Not before supporting the CLDR version of the DUCET in the "root" locale, because tailorings defined for each language are now defined on this new DUCET, instead of the standard DUCET like before.

Unicode anyway has said that the default DUCET would later reintegrate some changes made in the CLDR version, but NOT all of them (notably not the pseudo-collation elements and a few other things, because legacy impelmentations of UCA using the past DUCET would now be shocked by these pseudo-elements, due to their syntax, or because they use some references to codepoints assigned to non-characters, that have to be treated specially in the UCA implementation).

Note that UCA remains an updatable specification, as well as LDML and the CLDR data based on LDML (there's still an ongoing change in these specifications, currently in public review, plus at least 4 pending changes that are being discussed and may be added later).

Sorting of what? If this is about category (member) sorting, the bug summary should say so. If it's about another type of sorting, it should say that instead.

@MZMcBride: no this is not specific to category (member) sorting, but more general about how to implement and support tailorings. The other bugs concerns the integration of UCA, with the base "root" CLDR version (which should be evolved to use an alternate DUCET, in a separate bug, as defined now in the current version of CLDR, because it is different, and will remain different in some documented aspects).
The bug description is correct for me.

(In reply to comment #3)

Sorting of what? If this is about category (member) sorting, the bug summary
should say so. If it's about another type of sorting, it should say that
instead.

(Correct me if I'm wrong) - I think what this bug is about is adding localized sorting methods (so the sweedish wikipedia would use a different sort order then say english because sorting conventions differ between languages)

(In reply to comment #5)

(Correct me if I'm wrong) - I think what this bug is about is adding localized
sorting methods (so the sweedish wikipedia would use a different sort order
then say english because sorting conventions differ between languages)

I still don't really understand this. Sorting methods of what? Of pages at Special:AllPages? Of items in a table using JavaScript sorting code? Of category members on category description pages? Is this about adding a {{#sort:}} wikitext function? All of the above? None of the above? I think this bug still has an unclear scope. If it's split off from bug 164, it's probably (primarily) about sorting category members. If it's not, that's fine, but it'd be nice to figure out what's actually desired here (both code-wise and feature-wise).

(In reply to comment #6)

(In reply to comment #5)

(Correct me if I'm wrong) - I think what this bug is about is adding localized
sorting methods (so the sweedish wikipedia would use a different sort order
then say english because sorting conventions differ between languages)

I still don't really understand this. Sorting methods of what? Of pages at
Special:AllPages? Of items in a table using JavaScript sorting code?

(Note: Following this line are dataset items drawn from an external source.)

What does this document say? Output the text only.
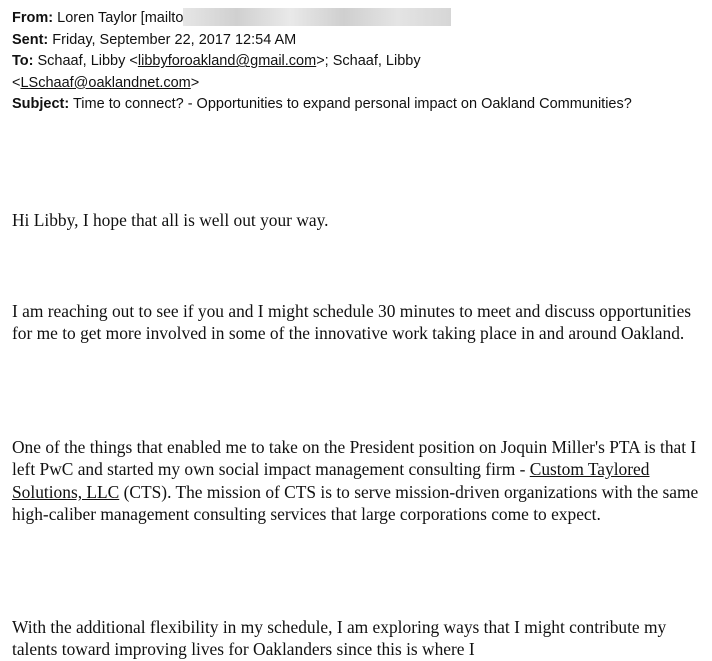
From: Loren Taylor [mailto
Sent: Friday, September 22, 2017 12:54 AM
To: Schaaf, Libby <libbyforoakland@gmail.com>; Schaaf, Libby
<LSchaaf@oaklandnet.com>
Subject: Time to connect? - Opportunities to expand personal impact on Oakland Communities?

Hi Libby, I hope that all is well out your way.

I am reaching out to see if you and I might schedule 30 minutes to meet and discuss opportunities for me to get more involved in some of the innovative work taking place in and around Oakland.

One of the things that enabled me to take on the President position on Joquin Miller's PTA is that I left PwC and started my own social impact management consulting firm - Custom Taylored Solutions, LLC (CTS). The mission of CTS is to serve mission-driven organizations with the same high-caliber management consulting services that large corporations come to expect.

With the additional flexibility in my schedule, I am exploring ways that I might contribute my talents toward improving lives for Oaklanders since this is where I
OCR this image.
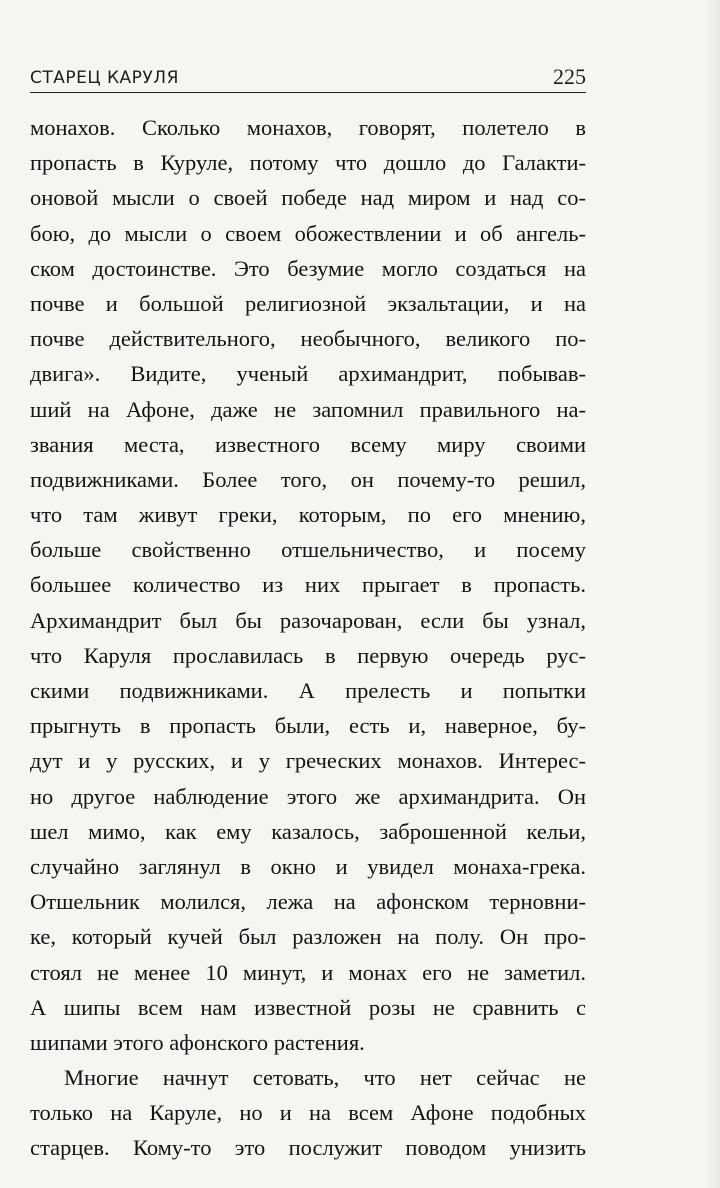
СТАРЕЦ КАРУЛЯ	225
монахов. Сколько монахов, говорят, полетело в
пропасть в Куруле, потому что дошло до Галакти-
оновой мысли о своей победе над миром и над со-
бою, до мысли о своем обожествлении и об ангель-
ском достоинстве. Это безумие могло создаться на
почве и большой религиозной экзальтации, и на
почве действительного, необычного, великого по-
двига». Видите, ученый архимандрит, побывав-
ший на Афоне, даже не запомнил правильного на-
звания места, известного всему миру своими
подвижниками. Более того, он почему-то решил,
что там живут греки, которым, по его мнению,
больше свойственно отшельничество, и посему
большее количество из них прыгает в пропасть.
Архимандрит был бы разочарован, если бы узнал,
что Каруля прославилась в первую очередь рус-
скими подвижниками. А прелесть и попытки
прыгнуть в пропасть были, есть и, наверное, бу-
дут и у русских, и у греческих монахов. Интерес-
но другое наблюдение этого же архимандрита. Он
шел мимо, как ему казалось, заброшенной кельи,
случайно заглянул в окно и увидел монаха-грека.
Отшельник молился, лежа на афонском терновни-
ке, который кучей был разложен на полу. Он про-
стоял не менее 10 минут, и монах его не заметил.
А шипы всем нам известной розы не сравнить с
шипами этого афонского растения.
Многие начнут сетовать, что нет сейчас не
только на Каруле, но и на всем Афоне подобных
старцев. Кому-то это послужит поводом унизить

Of
category members on category description pages? Is this about adding a
{{#sort:}} wikitext function? All of the above? None of the above?

Both all and none of the above, or neither :p

In all seriousness though – afaik this ticket requests the implementation of a central sorting mechanism that is bound to a Language. This can then be utilized in various places and exported to different formats where needed (eg. something in SQL/PHP to sort AllPages and Category members, as well as JSON export for jquery.tablesorter perhaps, anything is possible but the applications are not in the scope of this bug)

(In reply to comment #3)

Sorting of what? If this is about category (member) sorting, the bug summary
should say so. If it's about another type of sorting, it should say that
instead.

My understanding when I opened this bug is that we need some mechanism to sort *anything* according to locale.

(In reply to comment #6)

If it's split off from bug 164, it's probably (primarily) about sorting
category members.

Sorry for the confusion. Bug 164 had branched off into subjects besides category sorting and this bug is part of the effort to have one issue per bug.

Bug 164 *started* on subjects besides category sorting -- "This problem is most visible in the rise of Categories, but present in every automatic list, like Allpages or the list of registered editors." It was later narrowed for some reason when only category sorting got implemented.

Since bug 164 has a billion comments and is just too noisy, this bug seems to be taking on its original role, rarefied explicitly to an overarching tracking bug.

Much of this core infrastructure is implemented by the Collation class, already committed for bug 164, but only hooked up to categories for actual use and storage, and with some limitations on what locales are available from a straight configuration.

Key things to do:

  • actually allow use of locale-specific collations _without writing additional code_ when the collation is already provided by our libraries (currently there is no way to request a locale collation from the intl extension, as only "root" can be selected without writing an extension to process a different key name)
  • (probably) make reasonably sanely automatic use of content-language locales, so site administrators don't have to set both a language *and* a collation for most default cases
  • make sure that non-category things that need to do locale sorting have access to it and make use of it (seems to be tracking bug 30672?)

Yes I agree that this bug should remain focused to what is in the servier-side MediaWiki software itself (including its default front-end in the HTML/JS/CSS code generation part; and the default SQL backend, or at least in its interface if MySQL is just one possible interface provided with MEdiaWiki, not excluding other interfaces to PostgreSQL for example).

Outside of this bug, we also need to find a clien-side collation with an installable set of javascripts, to perform client-side sorting where needed (the main application is for sorting tables locally on the client, without necessarily having to use a server-side query, but this couls still be an option with an additional server API that will service some sort requests for clients, using a XML request or (probably better) JSON request).

For now there does not exist any viable client-side library in Javascript that can perform tailorable collation, so developing an addition server-side API would be helpful (and integratable as a MediaWiki extension, or initially using a service deployed separately on some server with its own API): such server-side helpers do exist today, and it's not a big deal to adapt it with some javascript. It could even be experimented using the local PC of the client as the server (by developping a browser plugin to service the request, because it's easy to devlop such browser plugin based on CLDR, and with the javascript sensing the presence of this API on the PC).

With this javascript initially using the external "server", we can experiment on how to deplou the javascript by installing it in MediaWiki (it can even be experimented by storing the javascript on user pages, without any modification to the server-side MediaWiki software or installation).

In other words there are many ways to support this client-side mechanism witout immediately having to change MediaWiki (even if later MEdiaWiki is integrating one of the proposed methods, making it part of its distribution).

But the central part is the server-side : we still need to integrate in MEdiaWiki such collation, using a PHP Collation class used by the sorftware, and also exposed to MediaWiki pages with a parser function (notably one that will compute a collation key from a given string, and a locale identifier).

With this tool we can then develop various things to support a coherent collation with all server-side usages (including for servicing remote JSON requests made by clients in Javascript, for clients that won't want any plugin installed in their browser or any preconfiguration of their user pages to store some javascript sort helpers).